Он поднимает голову, во взгляде читается удивление. Ну что же, в принципе, я его понимаю — в такое время, в Советском Союзе, да ещё и на такой должности… Немного не соответствует моей легенде. Ну да ладно. Врать в таком вопросе непозволительно.
— Я не знаю, как сказать… Когда я ехал в Россию, я думал, что обязательно умру здесь. Я был готов к этому. Но вы… дали мне надежду. Не только потому, чтовы всегда спасате мне жизнь. То, как вы говорите со мной, смотрите — без ненависти, без страха. Я уже начал думать, что это какой-то знак свыше…
На смену моему искреннему восхищению такой длинной речью приходит лёгкая улыбка. Все детали подмечены верно, только вот выводы сделаны неправильные. Но приятно, отрицать не стану. Кому ещё выпадет честь услышать подобный комплимент. Пусть даже и посередине ночи, когда безумно хочется спать.
— Не преувеличивайте мои заслуги, Рудольф. Меня просто учили верить в человека, а не в вождя и не пытаться подстроить всех под свою планку. Вот и всё отличие.
Ещё пауза. Смотрим друг на друга. Я не выдерживаю первая.
— Давайте уже спать, а? Завтра действительно, тяжёлый день. Особенно для вас.

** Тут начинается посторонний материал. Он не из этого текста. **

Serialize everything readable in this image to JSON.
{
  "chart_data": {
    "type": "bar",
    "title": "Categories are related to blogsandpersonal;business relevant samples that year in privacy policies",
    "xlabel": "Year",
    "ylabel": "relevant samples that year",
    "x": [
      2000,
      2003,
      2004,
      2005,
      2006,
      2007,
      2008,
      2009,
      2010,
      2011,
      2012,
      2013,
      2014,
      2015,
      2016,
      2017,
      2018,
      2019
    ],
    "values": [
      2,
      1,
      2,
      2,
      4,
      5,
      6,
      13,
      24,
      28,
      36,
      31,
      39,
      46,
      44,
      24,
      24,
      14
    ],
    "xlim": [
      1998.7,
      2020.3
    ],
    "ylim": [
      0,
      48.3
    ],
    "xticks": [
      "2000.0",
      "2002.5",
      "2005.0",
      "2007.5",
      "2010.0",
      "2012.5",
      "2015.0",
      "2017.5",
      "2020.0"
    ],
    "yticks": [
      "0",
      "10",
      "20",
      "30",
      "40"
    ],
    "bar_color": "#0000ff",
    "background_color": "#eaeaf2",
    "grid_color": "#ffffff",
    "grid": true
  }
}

— Для меня? — он чуть улыбается, наклонив голову. — Я уже перестал бояться, Ольга. Ведь вы же рядом. Значит… значит всё будет хорошо.
Не дожидаясь моего ответа, Онезорг выходит из комнаты. Ошарашенно смотрю ему вслед, потом откидываюсь обратно на кровать. Весёленькая ситуация, блин… И с каждым днём чем дальше, тем веселее. Спокойной тебе ночи, Оленька.
Машины нам в этот раз не дали. Пришлось довольствоваться повозкой и двумя дородными лошадками, которым было глубоко начхать на всё, кроме еды. Посему ни на какие крики Дёмина, в этот раз ставшего кучером, они не реагировали и свою неторопливую трусцу ни на какой бег или галоп менять не собирались.